Man Detained in Castro Window Vandalism
San Francisco police are investigating a man suspected of breaking windows at the GLBT History Museum and the Magnet health center, which are located across the street from each other in the Castro neighborhood.
Sergeant Chuck Limbert, LGBT liaison for the San Francisco Police Department’s Mission Station, said the man has been detained after allegedly breaking windows at the museum, 4127 18th Street, and Magnet, 4122 18th Street, between 6 and 6:30 a.m. Monday, October 29. The man hadn’t been arrested as of early Tuesday afternoon, October 30.
"We do have a suspect, and we are doing a full investigation related to it," Limbert said. He declined to share many details about the man, but he said the window vandalism wasn’t a hate crime.
Limbert said the man’s alleged actions also weren’t related to celebrations in the Castro and other neighborhoods that took place after the San Francisco Giants won the World Series Sunday night, October 28. Events in some parts of the city that night turned violent.
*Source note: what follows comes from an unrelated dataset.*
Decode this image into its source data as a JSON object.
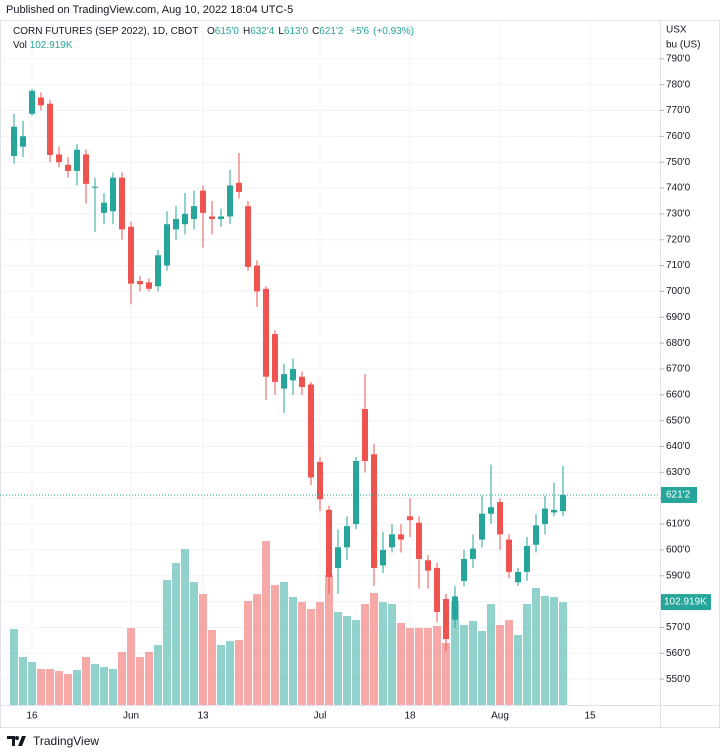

The district attorney’s office announced that as of Tuesday afternoon nine people would be charged with crimes including assault on a police officer, negligent discharge of a firearm, robbery, and arson of property.
Limbert declined to say whether there were any witnesses to the windows being broken, but he said police are examining video surveillance footage from the area and other information.
Paul Boneberg, executive director of the GLBT Historical Society, which runs the museum, said, "Two of the four windows were smashed and need to be replaced." A bottle was thrown through one of the windows, he said, but he didn’t know what was used to break the other one.
He estimated the windows would cost from $3,000 to $5,000 altogether to replace. However, he said, "None of the displays were in any way affected." The museum was closed Monday but it was open again for regular hours Tuesday.
Boneberg, who said his understanding was that the incident occurred around 4:45 to 5 a.m. Monday, said besides replacing the windows, "My guess is we’ll also upgrade our security systems and insurance."
Donations for replacing the museum’s windows are being accepted. For more information, visit http://www.glbthistory.org.
Ryan McKeel, a spokesman for San Francisco AIDS Foundation, which operates Magnet, sent an email to several staff members Tuesday morning that said the center "sustained minor window damage during the Giants victory celebrations on Sunday night." A photo provided by SFAF showed a window that had been shattered, but not completely smashed.
Magnet, which provides STD testing and other services, "is open for business as usual this week," McKeel said. "The damage to the front window does not pose any risk to customers or pedestrians, and the window will soon be replaced."